Wow, so you mean that all those people who left Ireland, they went to America? Really? I thought they all went to Greenland, or Botswana. I know all my relatives lived in Boston and New York but I thought that was just us! So, they came over to the USA. And they lived in slum houses. Not castles … or mud huts … or houseboats? OK, slum houses. And they found jobs? They worked? Why did they work? Oh, I see, they would have starved to death if they didn’t. Never thought of that. But some of them didn’t work. They became criminals. Right. That means they broke the law? Hmm. This is getting complicated. Mind if I take notes?

The fact is, of course, that the number of Irish speakers in the community, the jobs they did or the social class they belonged to are entirely irrelevant. They mean nothing.
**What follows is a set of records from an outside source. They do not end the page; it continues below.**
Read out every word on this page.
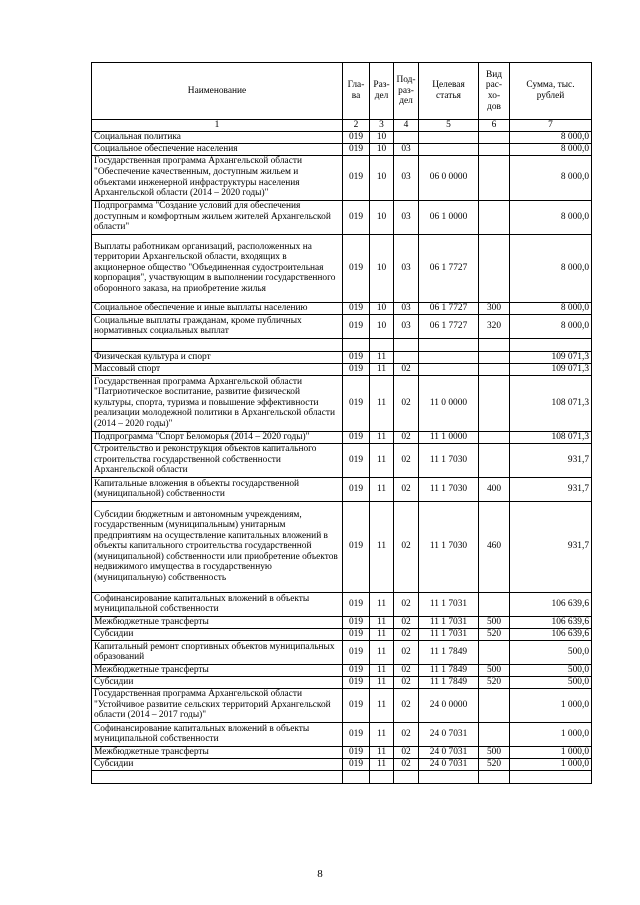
Наименование	Гла-ва	Раз-дел	Под-раз-дел	Целевая статья	Вид рас-хо-дов	Сумма, тыс. рублей
1	2	3	4	5	6	7
Социальная политика	019	10				8 000,0
Социальное обеспечение населения	019	10	03			8 000,0
Государственная программа Архангельской области "Обеспечение качественным, доступным жильем и объектами инженерной инфраструктуры населения Архангельской области (2014 – 2020 годы)"	019	10	03	06 0 0000		8 000,0
Подпрограмма "Создание условий для обеспечения доступным и комфортным жильем жителей Архангельской области"	019	10	03	06 1 0000		8 000,0
Выплаты работникам организаций, расположенных на территории Архангельской области, входящих в акционерное общество "Объединенная судостроительная корпорация", участвующим в выполнении государственного оборонного заказа, на приобретение жилья	019	10	03	06 1 7727		8 000,0
Социальное обеспечение и иные выплаты населению	019	10	03	06 1 7727	300	8 000,0
Социальные выплаты гражданам, кроме публичных нормативных социальных выплат	019	10	03	06 1 7727	320	8 000,0

Физическая культура и спорт	019	11				109 071,3
Массовый спорт	019	11	02			109 071,3
Государственная программа Архангельской области "Патриотическое воспитание, развитие физической культуры, спорта, туризма и повышение эффективности реализации молодежной политики в Архангельской области (2014 – 2020 годы)"	019	11	02	11 0 0000		108 071,3
Подпрограмма "Спорт Беломорья (2014 – 2020 годы)"	019	11	02	11 1 0000		108 071,3
Строительство и реконструкция объектов капитального строительства государственной собственности Архангельской области	019	11	02	11 1 7030		931,7
Капитальные вложения в объекты государственной (муниципальной) собственности	019	11	02	11 1 7030	400	931,7
Субсидии бюджетным и автономным учреждениям, государственным (муниципальным) унитарным предприятиям на осуществление капитальных вложений в объекты капитального строительства государственной (муниципальной) собственности или приобретение объектов недвижимого имущества в государственную (муниципальную) собственность	019	11	02	11 1 7030	460	931,7
Софинансирование капитальных вложений в объекты муниципальной собственности	019	11	02	11 1 7031		106 639,6
Межбюджетные трансферты	019	11	02	11 1 7031	500	106 639,6
Субсидии	019	11	02	11 1 7031	520	106 639,6
Капитальный ремонт спортивных объектов муниципальных образований	019	11	02	11 1 7849		500,0
Межбюджетные трансферты	019	11	02	11 1 7849	500	500,0
Субсидии	019	11	02	11 1 7849	520	500,0
Государственная программа Архангельской области "Устойчивое развитие сельских территорий Архангельской области (2014 – 2017 годы)"	019	11	02	24 0 0000		1 000,0
Софинансирование капитальных вложений в объекты муниципальной собственности	019	11	02	24 0 7031		1 000,0
Межбюджетные трансферты	019	11	02	24 0 7031	500	1 000,0
Субсидии	019	11	02	24 0 7031	520	1 000,0

8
Cassidy’s crazy theories fall flat on one question and one question only. Are there hundreds of words in American slang which have no known origin and which resemble Irish phrases and words? And the answer to this is a resounding NO. Cassidy invented almost all the Irish phrases in the book, he lied about the definitions of the Irish words, he ignored alternative explanations. When you strip away all the rubbish, all that’s left is a handful of words and phrases like slew, galore, shebeen and sourpuss, which were already clearly labelled as words of Irish origin in the dictionaries.

The fact is, no aspect of American social history can increase the number of slang words which have matches in the Irish language. No aspect of social history can make Cassidy’s Irish better or his absurd phrases more like the real thing. No aspect of social history can make Cassidy less of a fraud and more of a scholar.

So MacDonald, wise up and stop talking nonsense! The only reason you’re supporting this shite is because Cassidy was a friend of yours. He wasn’t a friend of mine and he wasn’t a friend of the Irish language or the Irish people. And as long as you continue to support this American con-man who treated our language and culture with such obvious contempt, neither are you.